Ruby Stockham is a staff writer at Left Foot Forward. Follow her on Twitter

8 Responses to “The gender pay debate is bigger than Professor Tim Hunt”

  1. Rick

    And how many of them have taken career breaks of years to look after children?

    You cannot expect to maintain salary progress if you take years off work !!!

  2. andyrwebman

    No justification for any gap?

    Perhaps if those stating this made an assessment of the achievements of the scientists in question and could show that women of equal achievement were being paid less, then you’d have a point.

    But they haven’t – they’ve assumed (in a highly unscientific manner) that women and men scientists are equally talented.

    Without proof, this is unscientific. Furthermore, there is already evidence to suggest that it might not be true – namely the fact that male characteristics lie on a wider distribution than those of females.So you get more male morons, but more male geniuses.

    Given that university fellowships sample at the high end of the distribution, you’d expect not only more male scientists, but more of the most intelligent scientists to be men.

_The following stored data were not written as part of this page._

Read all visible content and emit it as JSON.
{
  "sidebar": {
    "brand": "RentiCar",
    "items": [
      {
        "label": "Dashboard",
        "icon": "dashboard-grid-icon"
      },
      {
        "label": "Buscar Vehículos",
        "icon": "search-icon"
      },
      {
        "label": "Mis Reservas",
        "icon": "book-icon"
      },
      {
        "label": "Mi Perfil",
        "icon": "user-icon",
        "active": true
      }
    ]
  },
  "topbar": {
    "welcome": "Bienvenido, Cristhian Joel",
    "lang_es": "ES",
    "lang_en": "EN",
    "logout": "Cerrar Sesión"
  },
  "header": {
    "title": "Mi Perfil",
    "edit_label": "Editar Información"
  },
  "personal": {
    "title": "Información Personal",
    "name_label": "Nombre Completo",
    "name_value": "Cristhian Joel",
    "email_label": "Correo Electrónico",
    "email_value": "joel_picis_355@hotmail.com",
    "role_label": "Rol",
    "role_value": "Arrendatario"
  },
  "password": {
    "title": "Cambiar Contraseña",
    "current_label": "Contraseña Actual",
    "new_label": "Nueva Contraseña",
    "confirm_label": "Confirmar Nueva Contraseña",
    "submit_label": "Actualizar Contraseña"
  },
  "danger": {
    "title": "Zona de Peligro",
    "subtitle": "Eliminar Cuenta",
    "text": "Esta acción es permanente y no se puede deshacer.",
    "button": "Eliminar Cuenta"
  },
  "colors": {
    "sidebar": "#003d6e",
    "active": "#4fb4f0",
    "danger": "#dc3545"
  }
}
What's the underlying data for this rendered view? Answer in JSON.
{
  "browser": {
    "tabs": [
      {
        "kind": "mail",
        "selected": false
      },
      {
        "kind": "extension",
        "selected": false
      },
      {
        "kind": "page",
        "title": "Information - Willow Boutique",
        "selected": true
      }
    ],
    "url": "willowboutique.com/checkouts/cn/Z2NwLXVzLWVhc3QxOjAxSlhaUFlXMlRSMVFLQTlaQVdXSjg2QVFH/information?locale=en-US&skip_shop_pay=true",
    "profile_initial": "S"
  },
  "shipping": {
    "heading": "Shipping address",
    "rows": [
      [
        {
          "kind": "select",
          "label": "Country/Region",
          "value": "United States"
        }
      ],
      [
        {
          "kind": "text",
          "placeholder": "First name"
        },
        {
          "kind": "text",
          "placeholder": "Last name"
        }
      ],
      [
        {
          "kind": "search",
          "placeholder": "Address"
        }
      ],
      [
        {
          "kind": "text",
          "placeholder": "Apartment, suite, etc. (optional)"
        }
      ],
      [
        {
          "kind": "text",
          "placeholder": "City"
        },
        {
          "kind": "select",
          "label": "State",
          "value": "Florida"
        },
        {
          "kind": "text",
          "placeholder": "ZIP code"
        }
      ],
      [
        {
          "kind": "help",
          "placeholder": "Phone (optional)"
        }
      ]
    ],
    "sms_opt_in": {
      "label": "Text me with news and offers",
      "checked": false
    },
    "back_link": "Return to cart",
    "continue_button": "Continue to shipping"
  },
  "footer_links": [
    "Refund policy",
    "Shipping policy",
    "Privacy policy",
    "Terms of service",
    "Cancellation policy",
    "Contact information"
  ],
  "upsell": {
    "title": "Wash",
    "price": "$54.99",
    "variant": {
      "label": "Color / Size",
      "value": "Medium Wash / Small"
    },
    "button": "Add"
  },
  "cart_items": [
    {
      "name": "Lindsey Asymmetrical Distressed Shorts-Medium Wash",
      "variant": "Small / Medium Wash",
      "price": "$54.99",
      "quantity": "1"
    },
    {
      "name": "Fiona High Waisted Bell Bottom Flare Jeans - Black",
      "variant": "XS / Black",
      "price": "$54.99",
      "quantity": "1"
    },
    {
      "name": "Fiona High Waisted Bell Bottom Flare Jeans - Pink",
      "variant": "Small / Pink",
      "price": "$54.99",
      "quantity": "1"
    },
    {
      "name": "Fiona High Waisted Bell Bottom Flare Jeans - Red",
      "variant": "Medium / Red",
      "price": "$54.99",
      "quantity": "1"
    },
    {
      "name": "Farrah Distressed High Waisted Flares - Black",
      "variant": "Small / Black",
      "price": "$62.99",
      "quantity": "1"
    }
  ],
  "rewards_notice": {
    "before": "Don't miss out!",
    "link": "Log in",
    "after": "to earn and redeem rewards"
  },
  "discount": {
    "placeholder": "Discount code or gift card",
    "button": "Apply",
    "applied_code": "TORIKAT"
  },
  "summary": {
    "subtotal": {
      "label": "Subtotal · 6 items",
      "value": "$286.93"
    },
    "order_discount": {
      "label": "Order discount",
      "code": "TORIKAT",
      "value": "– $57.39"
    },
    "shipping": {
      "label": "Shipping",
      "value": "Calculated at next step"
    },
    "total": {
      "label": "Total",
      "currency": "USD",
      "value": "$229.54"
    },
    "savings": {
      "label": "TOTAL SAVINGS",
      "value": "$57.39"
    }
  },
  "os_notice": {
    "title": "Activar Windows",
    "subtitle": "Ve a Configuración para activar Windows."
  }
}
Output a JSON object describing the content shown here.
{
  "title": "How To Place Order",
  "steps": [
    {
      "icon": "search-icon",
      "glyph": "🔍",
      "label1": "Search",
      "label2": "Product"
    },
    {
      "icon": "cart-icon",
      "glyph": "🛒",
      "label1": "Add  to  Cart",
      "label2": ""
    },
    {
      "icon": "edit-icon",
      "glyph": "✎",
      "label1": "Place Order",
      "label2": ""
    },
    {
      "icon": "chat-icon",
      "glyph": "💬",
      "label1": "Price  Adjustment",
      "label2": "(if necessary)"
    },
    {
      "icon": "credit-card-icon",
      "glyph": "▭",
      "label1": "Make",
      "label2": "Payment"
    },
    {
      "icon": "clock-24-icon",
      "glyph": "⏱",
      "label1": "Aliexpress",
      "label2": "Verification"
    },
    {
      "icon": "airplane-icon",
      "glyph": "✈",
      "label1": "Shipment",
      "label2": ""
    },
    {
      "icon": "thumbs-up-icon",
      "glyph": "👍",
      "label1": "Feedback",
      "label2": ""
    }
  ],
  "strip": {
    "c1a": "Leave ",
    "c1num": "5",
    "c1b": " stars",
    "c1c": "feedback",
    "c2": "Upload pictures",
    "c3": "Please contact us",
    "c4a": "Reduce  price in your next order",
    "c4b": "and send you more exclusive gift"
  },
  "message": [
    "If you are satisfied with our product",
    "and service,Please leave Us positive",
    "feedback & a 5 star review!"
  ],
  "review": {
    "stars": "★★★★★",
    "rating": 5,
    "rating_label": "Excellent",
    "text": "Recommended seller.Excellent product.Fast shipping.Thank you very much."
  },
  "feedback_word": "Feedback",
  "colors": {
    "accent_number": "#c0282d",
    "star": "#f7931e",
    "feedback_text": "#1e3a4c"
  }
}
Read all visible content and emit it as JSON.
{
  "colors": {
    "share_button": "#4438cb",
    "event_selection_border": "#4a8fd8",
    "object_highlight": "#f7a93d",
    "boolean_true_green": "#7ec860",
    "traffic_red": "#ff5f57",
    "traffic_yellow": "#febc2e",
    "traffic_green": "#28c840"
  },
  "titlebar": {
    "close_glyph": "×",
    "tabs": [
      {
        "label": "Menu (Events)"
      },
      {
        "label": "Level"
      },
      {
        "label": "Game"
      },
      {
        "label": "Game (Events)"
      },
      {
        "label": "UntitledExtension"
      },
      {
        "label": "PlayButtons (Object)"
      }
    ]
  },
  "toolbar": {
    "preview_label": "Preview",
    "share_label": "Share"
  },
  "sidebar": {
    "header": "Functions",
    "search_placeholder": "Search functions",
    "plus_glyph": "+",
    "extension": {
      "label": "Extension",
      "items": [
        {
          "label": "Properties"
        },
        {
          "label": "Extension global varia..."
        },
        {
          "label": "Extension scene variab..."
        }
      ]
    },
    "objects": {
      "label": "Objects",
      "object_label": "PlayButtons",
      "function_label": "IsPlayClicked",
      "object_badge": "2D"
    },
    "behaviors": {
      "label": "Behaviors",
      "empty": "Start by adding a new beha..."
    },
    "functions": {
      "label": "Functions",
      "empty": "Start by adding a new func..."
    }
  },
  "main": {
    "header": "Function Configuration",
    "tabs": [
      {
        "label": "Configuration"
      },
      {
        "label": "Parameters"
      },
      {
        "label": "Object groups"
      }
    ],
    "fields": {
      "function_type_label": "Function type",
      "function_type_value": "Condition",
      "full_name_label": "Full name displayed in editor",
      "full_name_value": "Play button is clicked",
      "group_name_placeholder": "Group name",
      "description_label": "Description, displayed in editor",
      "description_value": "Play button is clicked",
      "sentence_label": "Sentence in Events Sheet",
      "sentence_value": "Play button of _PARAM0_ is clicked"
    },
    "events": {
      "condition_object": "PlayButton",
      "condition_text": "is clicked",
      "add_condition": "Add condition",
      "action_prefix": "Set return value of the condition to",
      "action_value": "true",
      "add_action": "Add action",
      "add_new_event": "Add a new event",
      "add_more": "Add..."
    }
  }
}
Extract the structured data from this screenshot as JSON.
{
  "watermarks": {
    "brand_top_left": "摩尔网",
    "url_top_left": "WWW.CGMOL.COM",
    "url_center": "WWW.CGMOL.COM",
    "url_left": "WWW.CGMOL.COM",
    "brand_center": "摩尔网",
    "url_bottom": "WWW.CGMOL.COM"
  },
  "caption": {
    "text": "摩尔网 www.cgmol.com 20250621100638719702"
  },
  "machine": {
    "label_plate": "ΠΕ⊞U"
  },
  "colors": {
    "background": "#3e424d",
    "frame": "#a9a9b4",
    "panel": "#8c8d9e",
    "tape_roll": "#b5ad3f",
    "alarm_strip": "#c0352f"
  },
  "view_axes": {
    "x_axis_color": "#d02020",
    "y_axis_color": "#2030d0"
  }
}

    Unless you can produce solid evidence to refute this, the equal pay argument does not hold water – it is effectively an argument to give a lower achieving group the same average pay as that of a higher achieving group, just because of their gender.

  3. janlog

    So keeping the species going is grounds for lower pay than their male peers? Just tough luck on women, I suppose.
    You have absolutely no clue about the personal lives any or all the women affected.
    The pay is for the job, not the gender, as in most workplaces.
    And most professional women do not take years off work – join us in the 21st century please.

  4. damon

    I think this gender pay gap stuff is a load of bs.
    I get £9 an hour for driving vans and trucks in London.
    I just watched a woman from the BBC defending the salary from her other job at HSBC which pays her £500,000 a year and she insisted that she could do both.
    There’s all kinds of discrimination in the workplace. Age is one that I am soon to start experiencing myself maybe. Women are probably overly promoted in some jobs because of their gender.
    How come so many women are in the job of Human Resources? A cushy number compared to some of the dirtier jobs that men end up doing. In hotels, it always seems to be men that end up as the pot washers, while good looking young women will be working at the front desk.
    There’s a lot of ”swings and roundabouts” involved I would say.

  5. stevep

    The debate about pay should not be focused on gender but the gap between skills and classes of workers.
    We have moved away from a lesser differential of pay between the classes to a merit-based system where the more qualifications one has and the higher up the ladder one goes, the bigger the salary one can expect.
    It is good that clever, intellectual and industrious people are rewarded, but is the gap between the top and the bottom too wide now?
    Is a senior University professor or company boss worth ten times or more as much as someone who diligently keeps our streets clean?, Or cares for elderly people, or a factory worker?
    Is a corporation CEO or a hedge fund manager or a professional footballer worth 100 times as much?
    It is a fact that since Trades Unions were effectively neutered by the far-right establishment in the 1980`s, job insecurity, less pay and more work has been the hand the workers (skilled and unskilled) have been dealt.
    In the same period, lower-middle management pay and professional pay has soared disproportionally.
    Due to right-wing propaganda, it is accepted that lower paid workers now barely scratch a living and even have to claim state benefits at great cost to the taxpayer to make ends meet, while other classes flaunt their wealth and status: Sports professionals, Celebrities etc.
    Is it right? Is it fair?
    Are we really and truly happy living in a society with such unequal wealth?
    Let`s have a sensible debate about playing our part in society and how it`s citizens are rewarded.